To address the limitations of existing segmentation methods, we propose a novel architecture called the Multi-Scale Wavelet Attention Feature Fusion Network (MSWAFFNet). Prior to feeding data into the network, we apply a comprehensive preprocessing pipeline designed to mitigate data diversity issues and normalize color distribution across different image modalities. In contrast to traditional skip connection strategies and conventional feature aggregation units, our approach performs separate fusion of wavelet-based features and boundary-aware features at multiple scales. This design enhances the model’s ability to capture fine-grained structural information. To validate the effectiveness and generalizability of our method, we conducted extensive experiments on three publicly available datasets. These datasets encompass a large number of histopathological images from various organs and disease types, thereby ensuring a robust assessment of cross-dataset generalization performance.
2 Materials and methods
In this section, the proposed method is described in detail, including the preprocessing steps, the overall network architecture, the boundary wavelet attention module, and the feature fusion module. The model proposed in this paper uses U-Net as the backbone network and incorporates a boundary wavelet-aware attention module and a multi-scale attention fusion module to extract and integrate boundary information into the U-Net through an attention mechanism. The overall structure is shown in Figure 1.
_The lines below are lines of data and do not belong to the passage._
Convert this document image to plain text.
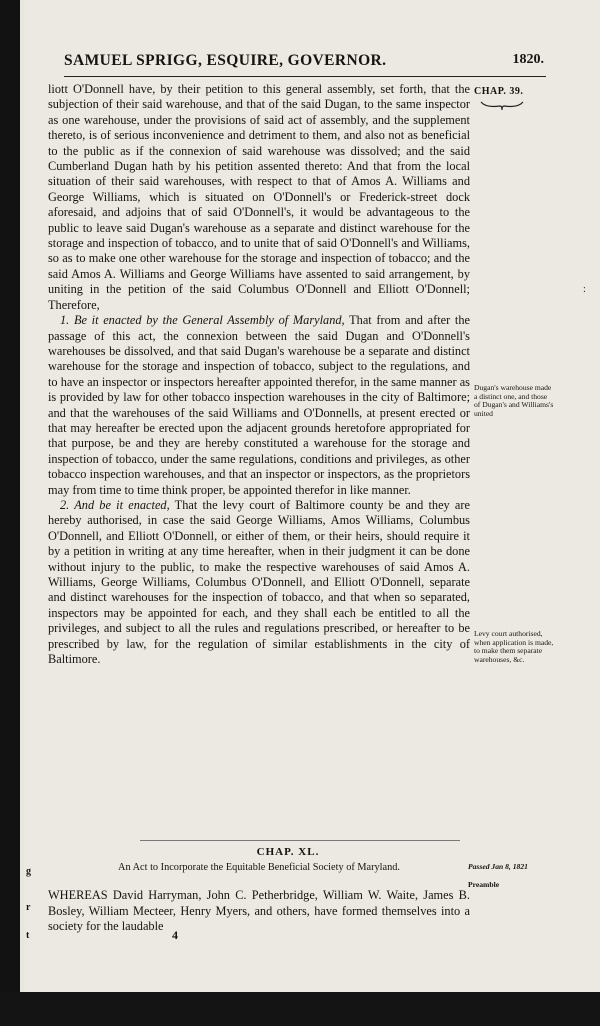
SAMUEL SPRIGG, ESQUIRE, GOVERNOR.	1820.
CHAP. 39.

liott O'Donnell have, by their petition to this general assembly, set forth, that the subjection of their said warehouse, and that of the said Dugan, to the same inspector as one warehouse, under the provisions of said act of assembly, and the supplement thereto, is of serious inconvenience and detriment to them, and also not as beneficial to the public as if the connexion of said warehouse was dissolved; and the said Cumberland Dugan hath by his petition assented thereto: And that from the local situation of their said warehouses, with respect to that of Amos A. Williams and George Williams, which is situated on O'Donnell's or Frederick-street dock aforesaid, and adjoins that of said O'Donnell's, it would be advantageous to the public to leave said Dugan's warehouse as a separate and distinct warehouse for the storage and inspection of tobacco, and to unite that of said O'Donnell's and Williams, so as to make one other warehouse for the storage and inspection of tobacco; and the said Amos A. Williams and George Williams have assented to said arrangement, by uniting in the petition of the said Columbus O'Donnell and Elliott O'Donnell; Therefore,

1. Be it enacted by the General Assembly of Maryland, That from and after the passage of this act, the connexion between the said Dugan and O'Donnell's warehouses be dissolved, and that said Dugan's warehouse be a separate and distinct warehouse for the storage and inspection of tobacco, subject to the regulations, and to have an inspector or inspectors hereafter appointed therefor, in the same manner as is provided by law for other tobacco inspection warehouses in the city of Baltimore; and that the warehouses of the said Williams and O'Donnells, at present erected or that may hereafter be erected upon the adjacent grounds heretofore appropriated for that purpose, be and they are hereby constituted a warehouse for the storage and inspection of tobacco, under the same regulations, conditions and privileges, as other tobacco inspection warehouses, and that an inspector or inspectors, as the proprietors may from time to time think proper, be appointed therefor in like manner.

2. And be it enacted, That the levy court of Baltimore county be and they are hereby authorised, in case the said George Williams, Amos Williams, Columbus O'Donnell, and Elliott O'Donnell, or either of them, or their heirs, should require it by a petition in writing at any time hereafter, when in their judgment it can be done without injury to the public, to make the respective warehouses of said Amos A. Williams, George Williams, Columbus O'Donnell, and Elliott O'Donnell, separate and distinct warehouses for the inspection of tobacco, and that when so separated, inspectors may be appointed for each, and they shall each be entitled to all the privileges, and subject to all the rules and regulations prescribed, or hereafter to be prescribed by law, for the regulation of similar establishments in the city of Baltimore.

Dugan's warehouse made a distinct one, and those of Dugan's and Williams's united
Levy court authorised, when application is made, to make them separate warehouses, &c.
CHAP. XL.
An Act to Incorporate the Equitable Beneficial Society of Maryland.	Passed Jan 8, 1821
Preamble

WHEREAS David Harryman, John C. Petherbridge, William W. Waite, James B. Bosley, William Mecteer, Henry Myers, and others, have formed themselves into a society for the laudable

4
g
r
t
:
Figure 1. The structure of MSWAFFNet. The basic U-Net includes three downsampling layers and three upsampling layers. In each downsampling step, DWT is used to extract wavelet boundary information, which is then fused into boundary information through a fusion module. Subsequently, all different wavelet boundary information is upsampled and fused through an attention fusion mechanism. Finally, the ultimate output is obtained by combining all the outputs.
2.1 Preprocessing
Since we use several very different datasets, it is necessary to normalize them using appropriate methods. Effective preprocessing can significantly improve the prediction results. Due to the differences between the datasets, it is essential to process them to have similar characteristics for training.
In the experiments, three main preprocessing steps were primarily used. First, basic image augmentation techniques were employed to increase the amount of training data for the supervised deep neural network (Maharana et al., 2022). The most common forms of augmentation include flipping, rotation, adding noise, and random cropping. By representing a broader range of potential data points, the augmented data narrows the gap between the training set, validation set, and any upcoming test sets, thereby enhancing the performance of the neural network.
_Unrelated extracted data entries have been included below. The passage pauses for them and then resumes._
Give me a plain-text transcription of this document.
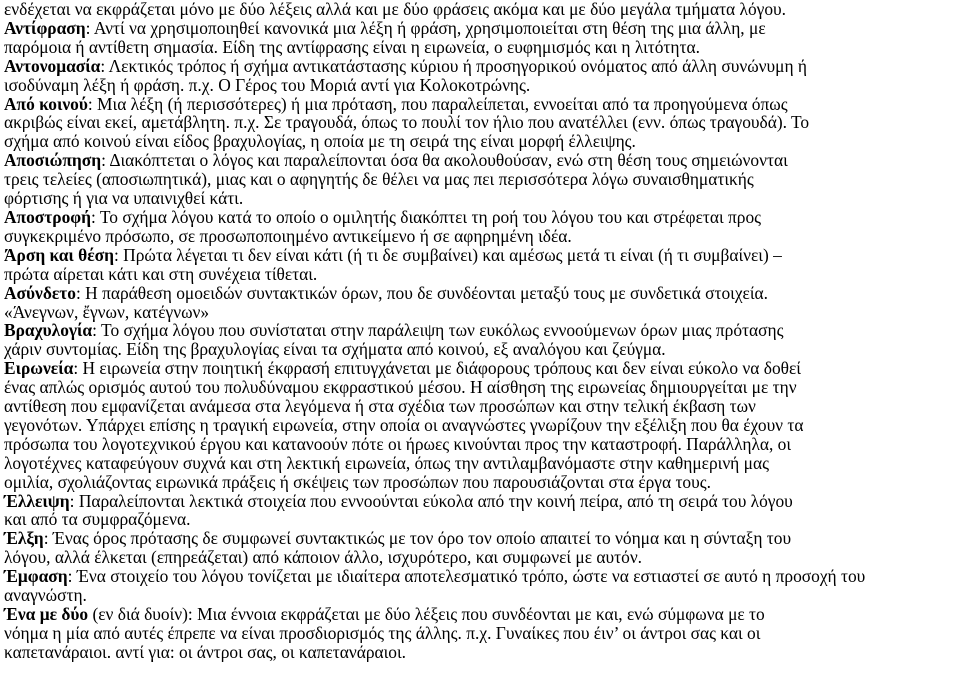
ενδέχεται να εκφράζεται μόνο με δύο λέξεις αλλά και με δύο φράσεις ακόμα και με δύο μεγάλα τμήματα λόγου.
Αντίφραση: Αντί να χρησιμοποιηθεί κανονικά μια λέξη ή φράση, χρησιμοποιείται στη θέση της μια άλλη, με
παρόμοια ή αντίθετη σημασία. Είδη της αντίφρασης είναι η ειρωνεία, ο ευφημισμός και η λιτότητα.
Αντονομασία: Λεκτικός τρόπος ή σχήμα αντικατάστασης κύριου ή προσηγορικού ονόματος από άλλη συνώνυμη ή
ισοδύναμη λέξη ή φράση. π.χ. Ο Γέρος του Μοριά αντί για Κολοκοτρώνης.
Από κοινού: Μια λέξη (ή περισσότερες) ή μια πρόταση, που παραλείπεται, εννοείται από τα προηγούμενα όπως
ακριβώς είναι εκεί, αμετάβλητη. π.χ. Σε τραγουδά, όπως το πουλί τον ήλιο που ανατέλλει (ενν. όπως τραγουδά). Το
σχήμα από κοινού είναι είδος βραχυλογίας, η οποία με τη σειρά της είναι μορφή έλλειψης.
Αποσιώπηση: Διακόπτεται ο λόγος και παραλείπονται όσα θα ακολουθούσαν, ενώ στη θέση τους σημειώνονται
τρεις τελείες (αποσιωπητικά), μιας και ο αφηγητής δε θέλει να μας πει περισσότερα λόγω συναισθηματικής
φόρτισης ή για να υπαινιχθεί κάτι.
Αποστροφή: Το σχήμα λόγου κατά το οποίο ο ομιλητής διακόπτει τη ροή του λόγου του και στρέφεται προς
συγκεκριμένο πρόσωπο, σε προσωποποιημένο αντικείμενο ή σε αφηρημένη ιδέα.
Άρση και θέση: Πρώτα λέγεται τι δεν είναι κάτι (ή τι δε συμβαίνει) και αμέσως μετά τι είναι (ή τι συμβαίνει) –
πρώτα αίρεται κάτι και στη συνέχεια τίθεται.
Ασύνδετο: Η παράθεση ομοειδών συντακτικών όρων, που δε συνδέονται μεταξύ τους με συνδετικά στοιχεία.
«Άνεγνων, ἔγνων, κατέγνων»
Βραχυλογία: Το σχήμα λόγου που συνίσταται στην παράλειψη των ευκόλως εννοούμενων όρων μιας πρότασης
χάριν συντομίας. Είδη της βραχυλογίας είναι τα σχήματα από κοινού, εξ αναλόγου και ζεύγμα.
Ειρωνεία: Η ειρωνεία στην ποιητική έκφρασή επιτυγχάνεται με διάφορους τρόπους και δεν είναι εύκολο να δοθεί
ένας απλώς ορισμός αυτού του πολυδύναμου εκφραστικού μέσου. Η αίσθηση της ειρωνείας δημιουργείται με την
αντίθεση που εμφανίζεται ανάμεσα στα λεγόμενα ή στα σχέδια των προσώπων και στην τελική έκβαση των
γεγονότων. Υπάρχει επίσης η τραγική ειρωνεία, στην οποία οι αναγνώστες γνωρίζουν την εξέλιξη που θα έχουν τα
πρόσωπα του λογοτεχνικού έργου και κατανοούν πότε οι ήρωες κινούνται προς την καταστροφή. Παράλληλα, οι
λογοτέχνες καταφεύγουν συχνά και στη λεκτική ειρωνεία, όπως την αντιλαμβανόμαστε στην καθημερινή μας
ομιλία, σχολιάζοντας ειρωνικά πράξεις ή σκέψεις των προσώπων που παρουσιάζονται στα έργα τους.
Έλλειψη: Παραλείπονται λεκτικά στοιχεία που εννοούνται εύκολα από την κοινή πείρα, από τη σειρά του λόγου
και από τα συμφραζόμενα.
Έλξη: Ένας όρος πρότασης δε συμφωνεί συντακτικώς με τον όρο τον οποίο απαιτεί το νόημα και η σύνταξη του
λόγου, αλλά έλκεται (επηρεάζεται) από κάποιον άλλο, ισχυρότερο, και συμφωνεί με αυτόν.
Έμφαση: Ένα στοιχείο του λόγου τονίζεται με ιδιαίτερα αποτελεσματικό τρόπο, ώστε να εστιαστεί σε αυτό η προσοχή του
αναγνώστη.
Ένα με δύο (εν διά δυοίν): Μια έννοια εκφράζεται με δύο λέξεις που συνδέονται με και, ενώ σύμφωνα με το
νόημα η μία από αυτές έπρεπε να είναι προσδιορισμός της άλλης. π.χ. Γυναίκες που έιν’ οι άντροι σας και οι
καπετανάραιοι. αντί για: οι άντροι σας, οι καπετανάραιοι.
The second preprocessing step is color intensity level transformation, which can make datasets from different sources more uniform, providing users with a comparable view of data from different studies or modalities (Nan et al., 2022). By transforming the intensity levels to a similar visual appearance, it reduces the side effects that might be introduced by different modalities in the model.
Finally, a combination of contrast enhancement and color inversion techniques was used (Reza, 2004) to produce the final images for the training set to be fed into the network. Contrast enhancement increases the contrast between the darkest and brightest regions of the image, thereby enhancing visibility and the ability to see fine details. On the other hand, color inversion describes the reversal of brightness values in the color transitions within the image. In Figure 2, we provide an example of the effect of image preprocessing, where different images are transformed into more consistent black-and-white images, thus reducing the difficulty of model training.
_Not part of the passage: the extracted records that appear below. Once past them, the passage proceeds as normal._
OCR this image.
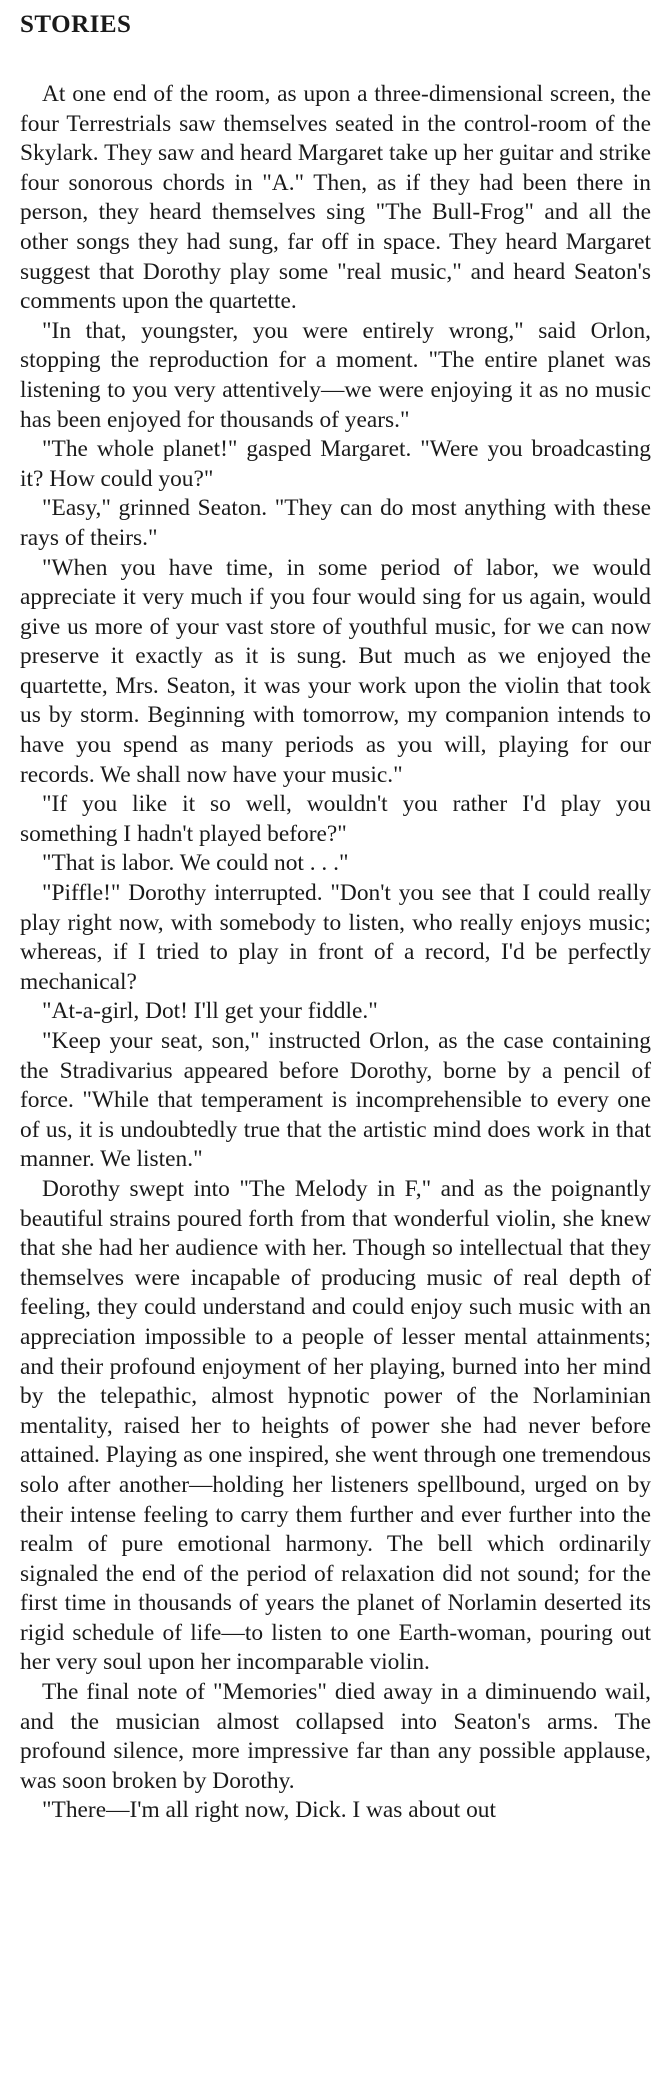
STORIES

At one end of the room, as upon a three-dimensional screen, the four Terrestrials saw themselves seated in the control-room of the Skylark. They saw and heard Margaret take up her guitar and strike four sonorous chords in "A." Then, as if they had been there in person, they heard themselves sing "The Bull-Frog" and all the other songs they had sung, far off in space. They heard Margaret suggest that Dorothy play some "real music," and heard Seaton's comments upon the quartette.

"In that, youngster, you were entirely wrong," said Orlon, stopping the reproduction for a moment. "The entire planet was listening to you very attentively—we were enjoying it as no music has been enjoyed for thousands of years."

"The whole planet!" gasped Margaret. "Were you broadcasting it? How could you?"

"Easy," grinned Seaton. "They can do most anything with these rays of theirs."

"When you have time, in some period of labor, we would appreciate it very much if you four would sing for us again, would give us more of your vast store of youthful music, for we can now preserve it exactly as it is sung. But much as we enjoyed the quartette, Mrs. Seaton, it was your work upon the violin that took us by storm. Beginning with tomorrow, my companion intends to have you spend as many periods as you will, playing for our records. We shall now have your music."

"If you like it so well, wouldn't you rather I'd play you something I hadn't played before?"

"That is labor. We could not . . ."

"Piffle!" Dorothy interrupted. "Don't you see that I could really play right now, with somebody to listen, who really enjoys music; whereas, if I tried to play in front of a record, I'd be perfectly mechanical?

"At-a-girl, Dot! I'll get your fiddle."

"Keep your seat, son," instructed Orlon, as the case containing the Stradivarius appeared before Dorothy, borne by a pencil of force. "While that temperament is incomprehensible to every one of us, it is undoubtedly true that the artistic mind does work in that manner. We listen."

Dorothy swept into "The Melody in F," and as the poignantly beautiful strains poured forth from that wonderful violin, she knew that she had her audience with her. Though so intellectual that they themselves were incapable of producing music of real depth of feeling, they could understand and could enjoy such music with an appreciation impossible to a people of lesser mental attainments; and their profound enjoyment of her playing, burned into her mind by the telepathic, almost hypnotic power of the Norlaminian mentality, raised her to heights of power she had never before attained. Playing as one inspired, she went through one tremendous solo after another—holding her listeners spellbound, urged on by their intense feeling to carry them further and ever further into the realm of pure emotional harmony. The bell which ordinarily signaled the end of the period of relaxation did not sound; for the first time in thousands of years the planet of Norlamin deserted its rigid schedule of life—to listen to one Earth-woman, pouring out her very soul upon her incomparable violin.

The final note of "Memories" died away in a diminuendo wail, and the musician almost collapsed into Seaton's arms. The profound silence, more impressive far than any possible applause, was soon broken by Dorothy.

"There—I'm all right now, Dick. I was about out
2.1.1 Intensity level transformation
One of the key issues in the nucleus segmentation task is the generalization performance of the model to different image modalities. Due to their variations in visual appearance and intensity levels, it is challenging to train a universal model that performs equally well on both modalities. Therefore, we adopted color intensity transformation to normalize the datasets first, thereby reducing the difficulty of training the network. To achieve this, we used the LAB color space transformation scheme (Gonzales and Wintz, 1987). The LAB color space, defined by the International Commission on Illumination, represents colors as three values: L for perceived lightness, and A and B for the four unique colors in human vision: red, green, blue, and yellow. Converting all three-channel images to the LAB color space helps preserve the original structure and maintains similar brightness and color statistical levels by leveraging the uniformity of data characteristics.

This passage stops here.